If you have a fire in a battery, in an electric car you need two or three days to extinguish itPierre Fillon
“I remember in the beginning, many people were telling me about Hindenburg [airship disaster in the US in 1967]. You know, it stayed in the memory, in the collective memory” Ricard explains.
“Fortunately now, nobody speaks about that and I believe it’s due to the fact that we have been showing that it’s safe. OK, then some problem might occur one day, somewhere, but we are making everything for it not to occur with us. That’s for sure.”
“But it’s the same with fuel,” interjects Fillon. “Fuel is dangerous.”
“And I do believe that the fireman they prefer to extinguish a hydrogen fire than a fuel fire,” adds Ricard.
“Because hydrogen fire is just vertical,” says Fillon.
“Yeah, and you just need water and you just need water to stop the fire. That’s it,” responds Ricard.
Fillon adds that electric tech fires are even harder to put out.
“If you have a fire in a battery, in an electric car you need two or three days to extinguish it,” he says.
“The only thing is to put it in the swimming pool and to wait for two days.”
Dani Sordo’s fire on Rally Japan showed just how hard it is to put out a fire when an electric battery is involved. In fact, the fire brigade were pretty much surplus to requirements, having to wait for the Hyundai i20 N Rally1 to essentially burn itself out. But hydrogen would be a different kettle of fish, and more easily containable too.

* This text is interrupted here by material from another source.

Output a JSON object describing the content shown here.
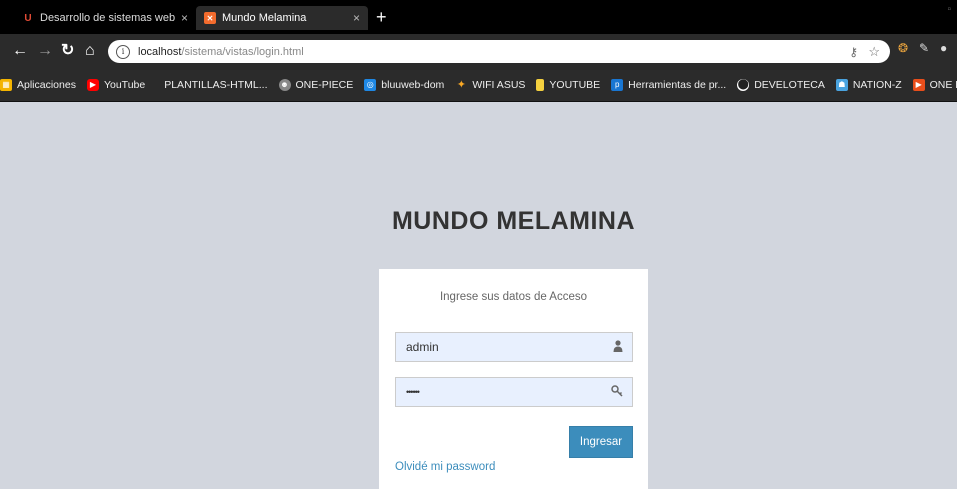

It’s therefore easy to see why the likes of Toyota are keen on WRC switching to hydrogen in the future.
It can be cheaper in the long term, it can be more sustainable and it can quickly and directly impact road car models for any manufacturer wishing to compete.
Look at how quickly manufacturers have flocked to WEC and it wouldn’t be too much of a leap to imagine a similar thing happening in the WRC if it adopted this type of powertrain.
It’s not often that rallying and circuit racing mimic each other and nor should they. But this could well be the exception to the rule that could make the WRC a big draw for more of the world’s automotive giants once again.